Being a smart ass here. I am a tad bit angry. Oh well, maybe it's a sign to do something else. Like teach.
We'll see.

17 January, 2006

Ah, everything is sweet. On Friday evening I found out that the group accepted me. Yah!!
I've applied to another department at work...we'll see how that goes.
It's still raining here but I still love it. After all, we live in a rainforest.
Today I am not feeling well, so I took the day off. I really needed some time to myself to relax. Work was getting to me.
Philip and I have been invited to a book opening or something...some sort of party we can't get to...because it's in Worcester, England.
Oh, to have enough money to just hop a plane and go wherever you want. That's the dream. I wish that we could just get on a plane and I could meet the rest of Philip's family. So far I have met his Mom, Dad, and youngest sister. There are still 6 brothers, 3 sisters, and all of their spouses and children. If you can spare some energy send some to Dublin for James (Philip's brother...second to oldest-I think) as he is going in for major surgery soon.
About being wealthy enough to just hop a plane anywhere. I don't want to be so stinking rich I don't know what to do with the money. What I want is to own a nice home with a hot tub and music room. Go on trips when I want to where I want. Go to any concert I feel like seeing (same for Philip and the kids). No stinking rich, just .......very comfortable with perks.
I am not greedy, I just know that all that is possible. Now to figure out how to get it.

12 January, 2006

Well, it's a new calendar year. I am waiting to see what happens.
This year feels like it is going to be different.
I don't make resolutions but I am going to have a different sort of a year. I just had my evaluation done at work and I have a few goals there. There are some courses that my boss has recommended and I am looking forward to taking. One is on theory and one will be related to relaxation. The relaxation one will further my goals towards my magickal life. The theory will be interesting at the least.
Also, I have interviewed with a High Priestess to become part of a Circle (Coven). I haven't had that closeness in the Craft for about two years. I really miss the group in Edmonton and am really psyched about continuing the path with another group. It is one that I have been watching for the almost two years I have been here. I should know by tomorrow night or Saturday morning. Then I will tell my very good friend. I hope he is okay with it and knows it doesn't necessarily mean I don't want to cirlce with him. Sometimes we will...but I need a "family".
I've got goals to improve my home so that the family will feel even more like it is a sanctuary. I'd like it to be more organised. I am NOT a great housekeeper so that is an astronomical goal...LOL.
Philip's parents sent us some Holiday money from Ireland and we purchased a huge aquarium with the money. Already, we have 7 fish in the tank.

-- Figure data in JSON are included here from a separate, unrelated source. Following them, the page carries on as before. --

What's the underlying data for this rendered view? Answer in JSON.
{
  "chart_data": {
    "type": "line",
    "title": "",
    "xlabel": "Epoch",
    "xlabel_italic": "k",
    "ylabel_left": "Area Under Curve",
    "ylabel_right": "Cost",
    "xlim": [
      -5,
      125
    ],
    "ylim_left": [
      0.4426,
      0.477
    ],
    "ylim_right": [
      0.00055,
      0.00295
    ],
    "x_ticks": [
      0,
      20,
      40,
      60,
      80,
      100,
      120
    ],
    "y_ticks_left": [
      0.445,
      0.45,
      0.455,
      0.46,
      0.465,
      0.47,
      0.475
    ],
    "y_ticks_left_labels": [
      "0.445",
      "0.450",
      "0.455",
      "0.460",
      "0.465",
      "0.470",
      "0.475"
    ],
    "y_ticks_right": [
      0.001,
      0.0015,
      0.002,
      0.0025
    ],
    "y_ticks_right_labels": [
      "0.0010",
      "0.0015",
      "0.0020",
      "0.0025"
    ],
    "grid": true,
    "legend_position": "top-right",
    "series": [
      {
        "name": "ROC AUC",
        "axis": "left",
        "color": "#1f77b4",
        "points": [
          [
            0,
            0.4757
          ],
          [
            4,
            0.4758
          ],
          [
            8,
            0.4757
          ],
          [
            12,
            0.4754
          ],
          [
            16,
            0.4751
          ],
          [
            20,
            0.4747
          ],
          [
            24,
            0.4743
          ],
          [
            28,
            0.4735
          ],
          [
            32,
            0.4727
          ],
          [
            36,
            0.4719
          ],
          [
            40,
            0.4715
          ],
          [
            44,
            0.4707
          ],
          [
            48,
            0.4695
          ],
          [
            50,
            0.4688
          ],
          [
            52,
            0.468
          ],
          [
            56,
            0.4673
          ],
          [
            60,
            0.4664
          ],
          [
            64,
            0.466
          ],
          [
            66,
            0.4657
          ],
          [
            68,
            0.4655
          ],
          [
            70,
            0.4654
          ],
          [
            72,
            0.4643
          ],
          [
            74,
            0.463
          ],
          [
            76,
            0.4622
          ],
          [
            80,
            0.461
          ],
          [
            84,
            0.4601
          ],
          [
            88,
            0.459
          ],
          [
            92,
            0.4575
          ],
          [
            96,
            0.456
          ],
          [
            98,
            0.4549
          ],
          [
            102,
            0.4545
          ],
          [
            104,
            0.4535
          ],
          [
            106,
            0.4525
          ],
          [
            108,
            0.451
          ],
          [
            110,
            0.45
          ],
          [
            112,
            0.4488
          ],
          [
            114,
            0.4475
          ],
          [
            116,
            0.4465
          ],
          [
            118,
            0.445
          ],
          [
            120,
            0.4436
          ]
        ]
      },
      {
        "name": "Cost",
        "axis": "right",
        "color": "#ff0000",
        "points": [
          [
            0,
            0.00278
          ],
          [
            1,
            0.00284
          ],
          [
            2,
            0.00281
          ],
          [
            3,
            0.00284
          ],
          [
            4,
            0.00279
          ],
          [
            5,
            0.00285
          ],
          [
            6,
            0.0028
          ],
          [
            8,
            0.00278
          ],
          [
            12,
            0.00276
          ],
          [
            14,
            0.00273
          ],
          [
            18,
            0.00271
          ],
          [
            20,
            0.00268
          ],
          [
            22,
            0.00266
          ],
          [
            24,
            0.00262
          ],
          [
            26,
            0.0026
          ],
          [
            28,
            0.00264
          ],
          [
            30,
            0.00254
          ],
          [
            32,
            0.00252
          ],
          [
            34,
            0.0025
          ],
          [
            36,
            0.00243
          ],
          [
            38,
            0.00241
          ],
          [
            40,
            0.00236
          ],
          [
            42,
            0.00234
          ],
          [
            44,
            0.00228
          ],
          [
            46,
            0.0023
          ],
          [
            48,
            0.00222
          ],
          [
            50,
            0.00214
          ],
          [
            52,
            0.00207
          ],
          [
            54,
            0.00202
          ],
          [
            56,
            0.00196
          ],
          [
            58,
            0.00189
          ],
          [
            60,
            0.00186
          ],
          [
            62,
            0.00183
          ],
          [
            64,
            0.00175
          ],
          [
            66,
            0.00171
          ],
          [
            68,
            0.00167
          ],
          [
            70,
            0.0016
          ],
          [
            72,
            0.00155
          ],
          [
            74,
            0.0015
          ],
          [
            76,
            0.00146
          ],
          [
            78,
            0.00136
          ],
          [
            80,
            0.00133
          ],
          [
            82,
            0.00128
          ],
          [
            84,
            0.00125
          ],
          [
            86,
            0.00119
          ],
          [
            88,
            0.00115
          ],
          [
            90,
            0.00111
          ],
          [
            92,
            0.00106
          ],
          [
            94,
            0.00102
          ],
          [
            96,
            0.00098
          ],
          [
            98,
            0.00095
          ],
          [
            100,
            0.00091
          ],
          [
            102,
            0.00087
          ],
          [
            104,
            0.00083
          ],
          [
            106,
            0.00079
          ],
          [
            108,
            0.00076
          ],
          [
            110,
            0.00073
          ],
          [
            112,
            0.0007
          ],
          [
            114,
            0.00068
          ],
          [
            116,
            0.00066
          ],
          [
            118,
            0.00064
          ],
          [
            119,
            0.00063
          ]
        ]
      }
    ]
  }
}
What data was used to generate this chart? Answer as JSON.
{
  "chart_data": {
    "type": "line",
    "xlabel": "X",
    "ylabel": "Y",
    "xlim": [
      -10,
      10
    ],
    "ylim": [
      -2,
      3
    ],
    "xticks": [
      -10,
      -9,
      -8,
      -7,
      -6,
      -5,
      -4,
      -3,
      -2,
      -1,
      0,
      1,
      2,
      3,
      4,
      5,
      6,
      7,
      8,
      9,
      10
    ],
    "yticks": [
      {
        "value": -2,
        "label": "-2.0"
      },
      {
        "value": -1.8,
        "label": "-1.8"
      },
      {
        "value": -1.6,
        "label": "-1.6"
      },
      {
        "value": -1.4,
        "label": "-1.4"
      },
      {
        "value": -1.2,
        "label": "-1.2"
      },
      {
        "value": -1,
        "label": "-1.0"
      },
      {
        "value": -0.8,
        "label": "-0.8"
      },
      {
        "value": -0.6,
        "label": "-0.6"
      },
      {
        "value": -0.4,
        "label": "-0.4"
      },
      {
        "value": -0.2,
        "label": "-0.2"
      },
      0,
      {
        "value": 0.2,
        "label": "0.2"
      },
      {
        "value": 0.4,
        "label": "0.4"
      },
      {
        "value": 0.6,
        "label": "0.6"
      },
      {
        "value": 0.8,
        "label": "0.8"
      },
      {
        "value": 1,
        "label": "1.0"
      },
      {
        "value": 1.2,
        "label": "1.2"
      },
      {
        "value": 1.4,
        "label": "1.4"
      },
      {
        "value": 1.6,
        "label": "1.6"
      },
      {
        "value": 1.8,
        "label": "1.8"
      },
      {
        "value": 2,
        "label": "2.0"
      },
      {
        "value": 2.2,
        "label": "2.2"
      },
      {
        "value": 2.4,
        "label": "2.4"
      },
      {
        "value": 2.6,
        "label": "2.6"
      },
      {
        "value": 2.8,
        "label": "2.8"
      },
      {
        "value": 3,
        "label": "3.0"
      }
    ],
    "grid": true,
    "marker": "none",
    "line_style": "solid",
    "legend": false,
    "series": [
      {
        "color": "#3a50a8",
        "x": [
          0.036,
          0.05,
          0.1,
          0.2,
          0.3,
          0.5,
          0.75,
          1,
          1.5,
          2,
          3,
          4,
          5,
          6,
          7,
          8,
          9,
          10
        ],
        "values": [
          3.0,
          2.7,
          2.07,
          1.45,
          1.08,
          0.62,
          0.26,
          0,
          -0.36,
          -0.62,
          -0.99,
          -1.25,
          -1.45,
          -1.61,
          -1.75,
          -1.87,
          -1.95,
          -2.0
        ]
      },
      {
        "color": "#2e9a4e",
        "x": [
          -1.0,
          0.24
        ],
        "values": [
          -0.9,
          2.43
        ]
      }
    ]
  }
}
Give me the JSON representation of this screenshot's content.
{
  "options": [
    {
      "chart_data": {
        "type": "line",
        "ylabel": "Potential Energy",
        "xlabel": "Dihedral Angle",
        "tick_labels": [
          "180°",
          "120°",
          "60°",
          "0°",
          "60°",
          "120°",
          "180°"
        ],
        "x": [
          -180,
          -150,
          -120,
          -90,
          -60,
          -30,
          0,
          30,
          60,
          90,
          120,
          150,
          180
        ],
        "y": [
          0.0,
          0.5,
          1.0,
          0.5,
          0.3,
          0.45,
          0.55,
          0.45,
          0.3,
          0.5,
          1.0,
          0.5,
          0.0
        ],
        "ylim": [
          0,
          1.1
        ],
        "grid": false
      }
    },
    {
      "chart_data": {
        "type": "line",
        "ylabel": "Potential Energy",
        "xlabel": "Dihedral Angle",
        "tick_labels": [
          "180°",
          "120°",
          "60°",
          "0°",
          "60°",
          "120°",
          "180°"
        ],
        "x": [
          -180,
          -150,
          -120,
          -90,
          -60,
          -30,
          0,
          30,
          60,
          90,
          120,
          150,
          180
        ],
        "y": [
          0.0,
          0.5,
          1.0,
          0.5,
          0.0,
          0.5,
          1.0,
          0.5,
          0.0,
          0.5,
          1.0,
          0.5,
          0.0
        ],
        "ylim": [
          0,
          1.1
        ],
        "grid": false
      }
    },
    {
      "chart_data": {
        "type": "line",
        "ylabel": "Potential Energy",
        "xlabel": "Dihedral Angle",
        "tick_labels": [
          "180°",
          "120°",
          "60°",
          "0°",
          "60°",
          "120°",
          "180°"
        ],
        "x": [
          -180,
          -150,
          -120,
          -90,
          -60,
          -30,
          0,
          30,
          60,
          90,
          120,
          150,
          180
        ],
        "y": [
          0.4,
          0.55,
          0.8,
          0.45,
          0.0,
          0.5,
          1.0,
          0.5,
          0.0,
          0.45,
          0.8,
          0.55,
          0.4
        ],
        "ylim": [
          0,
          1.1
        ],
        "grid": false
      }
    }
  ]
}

There were 8 but one of the guppy females already died. Jake really likes the guppy family. He thinks it's great that the one male needs at least two females or one will die. Haha, what a way to teach children about polyamoury, huh?
We are hoping to get some gourami, angelfish, and a few sharks, but this is a tester tank right now. In fact the kids have named the fish..Tester 1, Tester 2, Tester 3, Testercle (lol) and so on.
Anyhoo, yep, it is 2006 and I feel that this year is one that will change my life.
I hope that yours will be as good as I feel mine is going to be.